Communiqué Allocution du chef des armées à l’hôtel de Brienne

13 juillet 2025

Le ton est grave. Une gravité qui sert volontiers de prétexte au doublement du budget des armées sur la période 2017–2027. Une manne financière hors norme dans le paysage budgétaire du pays.

Concernant le budget, les annonces méritent d’être suivies d’effets : on ne paie pas les sous-traitants avec des discours. Si le propos est bien huilé, l’arrière-boutique, elle, correspond à des fournisseurs en attente de paiement de la part de l’État. L’ardoise se chiffrerait à 99 milliards d’euros, tant les fonds tardent à être versés. Mis sur le dos de la censure budgétaire, ces retards sont en réalité structurels : les armées accusent 18 mois de retard dans le règlement de leurs factures.

Si l’effort est historique, l’unité nationale, elle, ne l’est pas. Le discours se veut solennel, mais la population n’a jamais été aussi divisée. Les préoccupations liées au pouvoir d’achat, à la santé et à la sécurité occupent tous les esprits, et rarement un couple : président et son premier ministre n’ont été aussi impopulaires sous la Ve République.

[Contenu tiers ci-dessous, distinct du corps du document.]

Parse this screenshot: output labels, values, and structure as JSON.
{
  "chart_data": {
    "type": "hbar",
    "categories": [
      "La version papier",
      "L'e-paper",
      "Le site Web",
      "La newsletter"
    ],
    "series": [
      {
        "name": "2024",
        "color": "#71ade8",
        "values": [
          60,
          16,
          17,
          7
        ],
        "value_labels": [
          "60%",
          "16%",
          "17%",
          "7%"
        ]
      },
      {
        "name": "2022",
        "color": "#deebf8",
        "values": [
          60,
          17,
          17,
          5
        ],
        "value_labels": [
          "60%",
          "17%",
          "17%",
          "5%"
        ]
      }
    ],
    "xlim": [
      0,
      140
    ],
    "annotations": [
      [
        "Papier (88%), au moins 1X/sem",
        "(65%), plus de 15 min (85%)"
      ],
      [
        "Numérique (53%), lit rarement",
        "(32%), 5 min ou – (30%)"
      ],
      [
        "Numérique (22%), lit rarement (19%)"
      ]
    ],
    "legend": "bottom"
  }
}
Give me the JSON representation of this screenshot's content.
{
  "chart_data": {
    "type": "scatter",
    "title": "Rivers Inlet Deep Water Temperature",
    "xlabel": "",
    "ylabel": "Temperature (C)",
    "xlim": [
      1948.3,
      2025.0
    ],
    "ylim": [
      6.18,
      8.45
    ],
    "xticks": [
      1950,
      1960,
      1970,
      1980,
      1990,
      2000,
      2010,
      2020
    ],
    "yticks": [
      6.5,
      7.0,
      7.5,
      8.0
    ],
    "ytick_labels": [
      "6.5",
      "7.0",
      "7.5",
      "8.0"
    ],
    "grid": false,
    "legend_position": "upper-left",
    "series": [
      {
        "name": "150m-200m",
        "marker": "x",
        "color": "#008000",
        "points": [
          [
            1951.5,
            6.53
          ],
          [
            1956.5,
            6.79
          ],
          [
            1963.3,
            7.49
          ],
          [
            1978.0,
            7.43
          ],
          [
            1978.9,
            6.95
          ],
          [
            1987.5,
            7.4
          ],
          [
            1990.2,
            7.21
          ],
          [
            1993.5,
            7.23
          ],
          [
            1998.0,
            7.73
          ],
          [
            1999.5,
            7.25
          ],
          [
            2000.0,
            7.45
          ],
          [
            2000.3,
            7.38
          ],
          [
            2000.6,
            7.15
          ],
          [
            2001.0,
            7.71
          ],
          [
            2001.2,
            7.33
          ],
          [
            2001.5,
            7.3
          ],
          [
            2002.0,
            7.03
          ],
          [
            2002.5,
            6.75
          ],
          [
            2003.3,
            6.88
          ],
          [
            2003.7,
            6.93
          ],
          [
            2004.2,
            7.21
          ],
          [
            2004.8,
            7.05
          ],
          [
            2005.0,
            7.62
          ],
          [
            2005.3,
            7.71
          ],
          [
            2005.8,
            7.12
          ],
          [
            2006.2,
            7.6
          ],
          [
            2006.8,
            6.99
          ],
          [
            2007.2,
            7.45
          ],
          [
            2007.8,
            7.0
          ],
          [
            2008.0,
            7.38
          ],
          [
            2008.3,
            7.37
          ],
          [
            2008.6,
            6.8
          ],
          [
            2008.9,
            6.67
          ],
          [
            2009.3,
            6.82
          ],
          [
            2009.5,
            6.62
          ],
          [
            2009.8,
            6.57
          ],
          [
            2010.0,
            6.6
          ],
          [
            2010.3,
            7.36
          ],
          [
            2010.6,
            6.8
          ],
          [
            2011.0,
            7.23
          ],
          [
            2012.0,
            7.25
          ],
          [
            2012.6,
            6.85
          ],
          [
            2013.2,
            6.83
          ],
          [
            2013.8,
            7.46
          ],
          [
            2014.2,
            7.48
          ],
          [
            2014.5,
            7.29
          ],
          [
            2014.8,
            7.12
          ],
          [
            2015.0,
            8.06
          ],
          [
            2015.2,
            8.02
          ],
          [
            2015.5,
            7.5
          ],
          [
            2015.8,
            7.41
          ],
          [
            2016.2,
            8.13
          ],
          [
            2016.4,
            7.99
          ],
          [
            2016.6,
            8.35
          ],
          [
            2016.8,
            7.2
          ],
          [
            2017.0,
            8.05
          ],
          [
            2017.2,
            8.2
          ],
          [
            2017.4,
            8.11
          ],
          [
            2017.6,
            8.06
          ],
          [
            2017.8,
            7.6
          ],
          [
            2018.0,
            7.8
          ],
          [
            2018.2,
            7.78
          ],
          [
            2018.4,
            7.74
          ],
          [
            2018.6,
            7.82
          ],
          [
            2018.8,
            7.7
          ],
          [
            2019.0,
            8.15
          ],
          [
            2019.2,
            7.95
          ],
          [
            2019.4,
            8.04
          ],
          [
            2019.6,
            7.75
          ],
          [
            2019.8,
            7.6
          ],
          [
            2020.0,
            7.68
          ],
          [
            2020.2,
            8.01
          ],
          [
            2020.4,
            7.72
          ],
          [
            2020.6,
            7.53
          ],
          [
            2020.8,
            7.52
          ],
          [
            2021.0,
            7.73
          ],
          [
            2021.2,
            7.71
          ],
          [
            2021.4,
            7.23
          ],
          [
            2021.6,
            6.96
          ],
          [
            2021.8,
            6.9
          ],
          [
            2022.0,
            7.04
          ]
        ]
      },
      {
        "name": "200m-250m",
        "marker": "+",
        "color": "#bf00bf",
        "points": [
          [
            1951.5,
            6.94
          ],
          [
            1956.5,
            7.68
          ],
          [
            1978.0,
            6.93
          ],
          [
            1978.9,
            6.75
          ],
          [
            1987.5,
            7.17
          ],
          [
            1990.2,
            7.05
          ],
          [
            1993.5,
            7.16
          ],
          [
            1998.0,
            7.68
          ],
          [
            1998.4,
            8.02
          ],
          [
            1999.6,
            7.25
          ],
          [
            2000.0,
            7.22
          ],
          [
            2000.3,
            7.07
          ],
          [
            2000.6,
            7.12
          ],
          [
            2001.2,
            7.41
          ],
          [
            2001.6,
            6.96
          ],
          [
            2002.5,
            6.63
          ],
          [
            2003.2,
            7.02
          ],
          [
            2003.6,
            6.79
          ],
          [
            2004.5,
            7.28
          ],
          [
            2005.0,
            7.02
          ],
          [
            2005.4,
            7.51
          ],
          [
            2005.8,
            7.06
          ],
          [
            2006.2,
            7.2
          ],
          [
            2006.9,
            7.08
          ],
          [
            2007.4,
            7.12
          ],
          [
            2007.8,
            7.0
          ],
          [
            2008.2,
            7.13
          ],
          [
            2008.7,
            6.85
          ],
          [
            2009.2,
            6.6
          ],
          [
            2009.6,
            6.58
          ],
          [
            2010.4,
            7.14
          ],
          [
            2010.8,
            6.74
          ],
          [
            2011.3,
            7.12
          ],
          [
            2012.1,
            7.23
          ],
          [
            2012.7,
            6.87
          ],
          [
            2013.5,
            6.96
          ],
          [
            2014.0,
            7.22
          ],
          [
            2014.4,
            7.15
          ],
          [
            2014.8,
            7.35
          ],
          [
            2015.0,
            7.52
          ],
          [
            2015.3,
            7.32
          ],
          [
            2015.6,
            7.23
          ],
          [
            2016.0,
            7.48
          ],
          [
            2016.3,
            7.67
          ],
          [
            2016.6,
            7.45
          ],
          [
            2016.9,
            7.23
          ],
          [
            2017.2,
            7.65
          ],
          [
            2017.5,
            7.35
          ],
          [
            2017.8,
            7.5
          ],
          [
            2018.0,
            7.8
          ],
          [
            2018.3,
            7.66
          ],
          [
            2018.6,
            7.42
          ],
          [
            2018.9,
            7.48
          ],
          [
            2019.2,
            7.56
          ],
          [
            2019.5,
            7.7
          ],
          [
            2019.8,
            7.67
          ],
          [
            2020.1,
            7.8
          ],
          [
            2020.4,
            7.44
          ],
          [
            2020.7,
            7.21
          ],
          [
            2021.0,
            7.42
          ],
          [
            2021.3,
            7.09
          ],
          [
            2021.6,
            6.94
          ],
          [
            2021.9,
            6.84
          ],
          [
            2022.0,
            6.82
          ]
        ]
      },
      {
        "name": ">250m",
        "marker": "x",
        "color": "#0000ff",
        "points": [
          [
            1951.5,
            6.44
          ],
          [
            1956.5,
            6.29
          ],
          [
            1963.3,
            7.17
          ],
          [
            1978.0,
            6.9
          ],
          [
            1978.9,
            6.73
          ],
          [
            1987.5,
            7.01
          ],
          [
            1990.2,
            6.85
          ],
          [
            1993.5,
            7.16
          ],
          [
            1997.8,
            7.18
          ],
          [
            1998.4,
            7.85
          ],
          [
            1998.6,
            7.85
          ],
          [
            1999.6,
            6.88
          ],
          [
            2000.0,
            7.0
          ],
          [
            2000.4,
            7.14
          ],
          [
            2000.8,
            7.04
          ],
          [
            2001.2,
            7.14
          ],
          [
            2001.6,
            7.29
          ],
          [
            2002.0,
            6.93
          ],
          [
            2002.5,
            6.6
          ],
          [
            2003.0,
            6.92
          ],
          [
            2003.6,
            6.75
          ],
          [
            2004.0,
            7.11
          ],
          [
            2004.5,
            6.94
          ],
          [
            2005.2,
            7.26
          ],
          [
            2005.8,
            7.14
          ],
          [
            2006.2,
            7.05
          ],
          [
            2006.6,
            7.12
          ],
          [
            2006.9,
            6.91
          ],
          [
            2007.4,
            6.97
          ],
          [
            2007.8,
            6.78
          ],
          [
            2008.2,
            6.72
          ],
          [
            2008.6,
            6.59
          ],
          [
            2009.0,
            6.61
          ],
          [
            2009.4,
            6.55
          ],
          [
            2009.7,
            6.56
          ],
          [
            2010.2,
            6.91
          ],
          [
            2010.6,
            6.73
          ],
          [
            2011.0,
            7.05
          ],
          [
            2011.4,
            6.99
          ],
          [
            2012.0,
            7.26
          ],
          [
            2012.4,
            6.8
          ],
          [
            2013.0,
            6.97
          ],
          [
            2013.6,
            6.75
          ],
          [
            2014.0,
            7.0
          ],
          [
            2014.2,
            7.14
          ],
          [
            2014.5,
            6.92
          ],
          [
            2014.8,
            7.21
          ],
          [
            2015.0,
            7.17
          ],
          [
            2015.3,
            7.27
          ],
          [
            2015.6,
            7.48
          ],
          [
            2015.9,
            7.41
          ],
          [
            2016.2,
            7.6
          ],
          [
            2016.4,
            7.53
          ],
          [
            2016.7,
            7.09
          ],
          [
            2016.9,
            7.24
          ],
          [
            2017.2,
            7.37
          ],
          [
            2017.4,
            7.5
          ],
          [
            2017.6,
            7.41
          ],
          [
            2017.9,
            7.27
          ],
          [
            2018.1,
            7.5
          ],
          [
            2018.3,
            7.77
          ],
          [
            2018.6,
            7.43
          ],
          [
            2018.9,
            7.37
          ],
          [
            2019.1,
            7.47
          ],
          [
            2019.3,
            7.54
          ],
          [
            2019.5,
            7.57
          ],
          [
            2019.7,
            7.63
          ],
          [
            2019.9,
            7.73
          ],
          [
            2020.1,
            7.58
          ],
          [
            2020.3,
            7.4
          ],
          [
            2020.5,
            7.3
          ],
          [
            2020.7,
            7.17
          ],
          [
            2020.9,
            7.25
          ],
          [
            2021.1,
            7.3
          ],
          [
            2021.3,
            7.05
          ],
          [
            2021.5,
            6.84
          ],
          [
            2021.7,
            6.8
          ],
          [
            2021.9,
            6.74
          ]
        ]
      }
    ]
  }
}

Il n’est pas nécessaire d’agiter la guerre comme un épouvantail pour inciter les travailleurs à l’effort : ils savent parfaitement dans quel monde ils vivent, et ces efforts, ils les fournissent déjà au quotidien. Pour la CGT, les 211 milliards d’euros d’aides publiques versées aux entreprises sans contrepartie en 2023 pourraient constituer un socle financier solide, permettant d’épargner aux salariés et agents publics les discours larmoyants.

On ne construit pas l’unité nationale en culpabilisant les citoyens, ni en fermant les yeux sur les fermetures d’usines et les suppressions d’emplois permanents qui conduisent la France vers un chômage de masse.

Clermont-Ferrand, le 13 juillet 2025. 

Sources :

Rapport du Senat Intitulé : « Perspectives de financement des objectifs fixés par la loi de programmation militaire », rédigé au nom de la Commission des finances par Dominique de Legge. Le rapport détaille notamment l’écart important entre AE et CP, les reports de charges et le reste à payer (99 milliards d’euros).

Baromètre Odoxa Macsaret pour public sénat 18 19 juin 2025 : 72% des sondés estiment que Emmanuel Macron ne fait pas un bon président, pour François Bayrou, c’est 77% des sondés qui estiment qu’il ne fait pas un bon premier ministre.

Rapport du Senat de juin 2025 suite aux auditions des entreprise du CAC40 sur les aides publiques , réalisée par le rapporteur Fabien Gay. Le rapport détaille l’utilisation et le manque de suivi des 211 milliards d’euros d’aides aux entreprises.